Cozzens, James Gould (1903–78), born in Chicago but reared on Staten Island and educated at Harvard (1922–24), where he wrote his first novel,
Confusion (1924), the story of an aristocratic, rebellious French girl. Leaving college to become a tutor in Cuba, he wrote
Michael Scarlett (1925), a historical romance, and gathered background for
Cock Pit (1928), set on a Cuban sugar plantation, and
The Son of Perdition (1929), about a despotic American company official in Cuba. His more mature work begins with the novelette
S.S. San Pedro (1931), based on the mysterious sinking of the
Vestris, followed by
The Last Adam (1933), published in England as
A Cure of Flesh, introducing a representative Cozzens figure and setting in the story of a crusty, heterodox doctor in a rigid Connecticut town.

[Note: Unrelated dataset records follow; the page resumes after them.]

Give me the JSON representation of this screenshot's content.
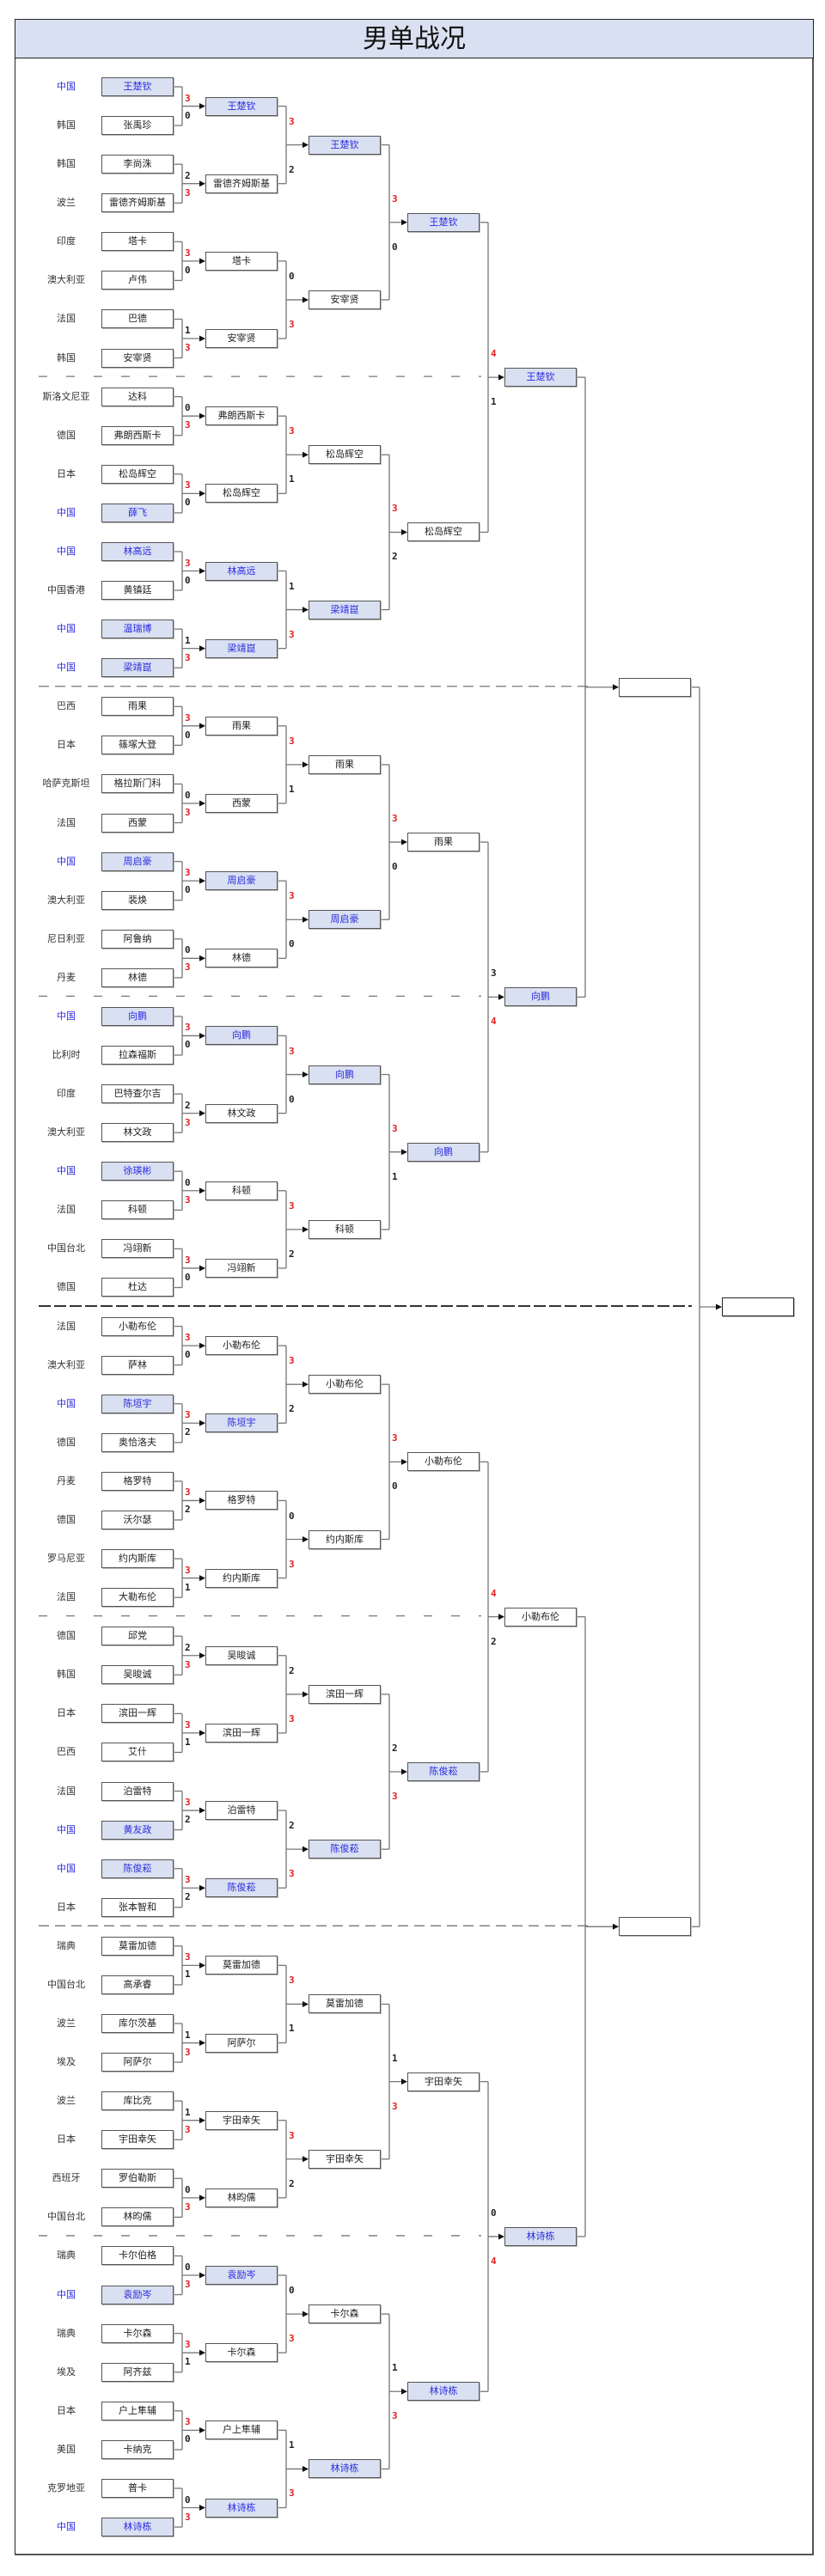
{
  "title": "男单战况",
  "colors": {
    "china_fill": "#d9e0f1",
    "china_text": "#2a2ae0",
    "winner_score": "#e02020",
    "header_bg": "#d9e0f1"
  },
  "round1": [
    {
      "country": "中国",
      "name": "王楚钦",
      "cn": true
    },
    {
      "country": "韩国",
      "name": "张禹珍"
    },
    {
      "country": "韩国",
      "name": "李尚洙"
    },
    {
      "country": "波兰",
      "name": "雷德齐姆斯基"
    },
    {
      "country": "印度",
      "name": "塔卡"
    },
    {
      "country": "澳大利亚",
      "name": "卢伟"
    },
    {
      "country": "法国",
      "name": "巴德"
    },
    {
      "country": "韩国",
      "name": "安宰贤"
    },
    {
      "country": "斯洛文尼亚",
      "name": "达科"
    },
    {
      "country": "德国",
      "name": "弗朗西斯卡"
    },
    {
      "country": "日本",
      "name": "松岛辉空"
    },
    {
      "country": "中国",
      "name": "薛飞",
      "cn": true
    },
    {
      "country": "中国",
      "name": "林高远",
      "cn": true
    },
    {
      "country": "中国香港",
      "name": "黄镇廷"
    },
    {
      "country": "中国",
      "name": "温瑞博",
      "cn": true
    },
    {
      "country": "中国",
      "name": "梁靖崑",
      "cn": true
    },
    {
      "country": "巴西",
      "name": "雨果"
    },
    {
      "country": "日本",
      "name": "篠塚大登"
    },
    {
      "country": "哈萨克斯坦",
      "name": "格拉斯门科"
    },
    {
      "country": "法国",
      "name": "西蒙"
    },
    {
      "country": "中国",
      "name": "周启豪",
      "cn": true
    },
    {
      "country": "澳大利亚",
      "name": "裴焕"
    },
    {
      "country": "尼日利亚",
      "name": "阿鲁纳"
    },
    {
      "country": "丹麦",
      "name": "林德"
    },
    {
      "country": "中国",
      "name": "向鹏",
      "cn": true
    },
    {
      "country": "比利时",
      "name": "拉森福斯"
    },
    {
      "country": "印度",
      "name": "巴特查尔吉"
    },
    {
      "country": "澳大利亚",
      "name": "林文政"
    },
    {
      "country": "中国",
      "name": "徐瑛彬",
      "cn": true
    },
    {
      "country": "法国",
      "name": "科顿"
    },
    {
      "country": "中国台北",
      "name": "冯翊新"
    },
    {
      "country": "德国",
      "name": "杜达"
    },
    {
      "country": "法国",
      "name": "小勒布伦"
    },
    {
      "country": "澳大利亚",
      "name": "萨林"
    },
    {
      "country": "中国",
      "name": "陈垣宇",
      "cn": true
    },
    {
      "country": "德国",
      "name": "奥恰洛夫"
    },
    {
      "country": "丹麦",
      "name": "格罗特"
    },
    {
      "country": "德国",
      "name": "沃尔瑟"
    },
    {
      "country": "罗马尼亚",
      "name": "约内斯库"
    },
    {
      "country": "法国",
      "name": "大勒布伦"
    },
    {
      "country": "德国",
      "name": "邱党"
    },
    {
      "country": "韩国",
      "name": "吴晙诚"
    },
    {
      "country": "日本",
      "name": "滨田一辉"
    },
    {
      "country": "巴西",
      "name": "艾什"
    },
    {
      "country": "法国",
      "name": "泊雷特"
    },
    {
      "country": "中国",
      "name": "黄友政",
      "cn": true
    },
    {
      "country": "中国",
      "name": "陈俊菘",
      "cn": true
    },
    {
      "country": "日本",
      "name": "张本智和"
    },
    {
      "country": "瑞典",
      "name": "莫雷加德"
    },
    {
      "country": "中国台北",
      "name": "高承睿"
    },
    {
      "country": "波兰",
      "name": "库尔茨基"
    },
    {
      "country": "埃及",
      "name": "阿萨尔"
    },
    {
      "country": "波兰",
      "name": "库比克"
    },
    {
      "country": "日本",
      "name": "宇田幸矢"
    },
    {
      "country": "西班牙",
      "name": "罗伯勒斯"
    },
    {
      "country": "中国台北",
      "name": "林昀儒"
    },
    {
      "country": "瑞典",
      "name": "卡尔伯格"
    },
    {
      "country": "中国",
      "name": "袁励岑",
      "cn": true
    },
    {
      "country": "瑞典",
      "name": "卡尔森"
    },
    {
      "country": "埃及",
      "name": "阿齐兹"
    },
    {
      "country": "日本",
      "name": "户上隼辅"
    },
    {
      "country": "美国",
      "name": "卡纳克"
    },
    {
      "country": "克罗地亚",
      "name": "普卡"
    },
    {
      "country": "中国",
      "name": "林诗栋",
      "cn": true
    }
  ],
  "round1_scores": [
    3,
    0,
    2,
    3,
    3,
    0,
    1,
    3,
    0,
    3,
    3,
    0,
    3,
    0,
    1,
    3,
    3,
    0,
    0,
    3,
    3,
    0,
    0,
    3,
    3,
    0,
    2,
    3,
    0,
    3,
    3,
    0,
    3,
    0,
    3,
    2,
    3,
    2,
    3,
    1,
    2,
    3,
    3,
    1,
    3,
    2,
    3,
    2,
    3,
    1,
    1,
    3,
    1,
    3,
    0,
    3,
    0,
    3,
    3,
    1,
    3,
    0,
    0,
    3
  ],
  "round2": [
    {
      "name": "王楚钦",
      "cn": true
    },
    {
      "name": "雷德齐姆斯基"
    },
    {
      "name": "塔卡"
    },
    {
      "name": "安宰贤"
    },
    {
      "name": "弗朗西斯卡"
    },
    {
      "name": "松岛辉空"
    },
    {
      "name": "林高远",
      "cn": true
    },
    {
      "name": "梁靖崑",
      "cn": true
    },
    {
      "name": "雨果"
    },
    {
      "name": "西蒙"
    },
    {
      "name": "周启豪",
      "cn": true
    },
    {
      "name": "林德"
    },
    {
      "name": "向鹏",
      "cn": true
    },
    {
      "name": "林文政"
    },
    {
      "name": "科顿"
    },
    {
      "name": "冯翊新"
    },
    {
      "name": "小勒布伦"
    },
    {
      "name": "陈垣宇",
      "cn": true
    },
    {
      "name": "格罗特"
    },
    {
      "name": "约内斯库"
    },
    {
      "name": "吴晙诚"
    },
    {
      "name": "滨田一辉"
    },
    {
      "name": "泊雷特"
    },
    {
      "name": "陈俊菘",
      "cn": true
    },
    {
      "name": "莫雷加德"
    },
    {
      "name": "阿萨尔"
    },
    {
      "name": "宇田幸矢"
    },
    {
      "name": "林昀儒"
    },
    {
      "name": "袁励岑",
      "cn": true
    },
    {
      "name": "卡尔森"
    },
    {
      "name": "户上隼辅"
    },
    {
      "name": "林诗栋",
      "cn": true
    }
  ],
  "round2_scores": [
    3,
    2,
    0,
    3,
    3,
    1,
    1,
    3,
    3,
    1,
    3,
    0,
    3,
    0,
    3,
    2,
    3,
    2,
    0,
    3,
    2,
    3,
    2,
    3,
    3,
    1,
    3,
    2,
    0,
    3,
    1,
    3
  ],
  "round3": [
    {
      "name": "王楚钦",
      "cn": true
    },
    {
      "name": "安宰贤"
    },
    {
      "name": "松岛辉空"
    },
    {
      "name": "梁靖崑",
      "cn": true
    },
    {
      "name": "雨果"
    },
    {
      "name": "周启豪",
      "cn": true
    },
    {
      "name": "向鹏",
      "cn": true
    },
    {
      "name": "科顿"
    },
    {
      "name": "小勒布伦"
    },
    {
      "name": "约内斯库"
    },
    {
      "name": "滨田一辉"
    },
    {
      "name": "陈俊菘",
      "cn": true
    },
    {
      "name": "莫雷加德"
    },
    {
      "name": "宇田幸矢"
    },
    {
      "name": "卡尔森"
    },
    {
      "name": "林诗栋",
      "cn": true
    }
  ],
  "round3_scores": [
    3,
    0,
    3,
    2,
    3,
    0,
    3,
    1,
    3,
    0,
    2,
    3,
    1,
    3,
    1,
    3
  ],
  "round4": [
    {
      "name": "王楚钦",
      "cn": true
    },
    {
      "name": "松岛辉空"
    },
    {
      "name": "雨果"
    },
    {
      "name": "向鹏",
      "cn": true
    },
    {
      "name": "小勒布伦"
    },
    {
      "name": "陈俊菘",
      "cn": true
    },
    {
      "name": "宇田幸矢"
    },
    {
      "name": "林诗栋",
      "cn": true
    }
  ],
  "round4_scores": [
    4,
    1,
    3,
    4,
    4,
    2,
    0,
    4
  ],
  "round5": [
    {
      "name": "王楚钦",
      "cn": true
    },
    {
      "name": "向鹏",
      "cn": true
    },
    {
      "name": "小勒布伦"
    },
    {
      "name": "林诗栋",
      "cn": true
    }
  ],
  "semifinal": [
    {
      "name": ""
    },
    {
      "name": ""
    }
  ],
  "final": {
    "name": ""
  }
}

Castaway (1934) is an atypical fantasy, presenting, with seeming realism, New York after a disaster that leaves the sole surviving man wandering in a great department store. The most characteristic novels begin with
Men and Brethren (1936), a study of a liberal clergyman;
Ask Me Tomorrow (1940), about an American in Europe; and
The Just and The Unjust (1942), about a murder trial, for they deal with mature professional men in a stratified society who are called upon to resolve a conflict between the ideal and the possible and who acquiesce in the way things are, without complete loss of principle. This point of view and the tone of detached disenchantment appear most markedly in
Guard of Honor (1948, Pulitzer Prize), about the clash between human and military values at an air force base in World War II; and
By Love Possessed (1957), depicting a lawyer, one of the men of reason, and his involvements in love. Cozzens's last novel,
Morning, Noon, and Night (1968), in presenting the recollections of one man in his sixties also gives a sense of upper‐middle‐class New England life in the 20th century.
Children and Others (1964) collects stories, half of them about boys'r views of their teachers, parents, and other adults.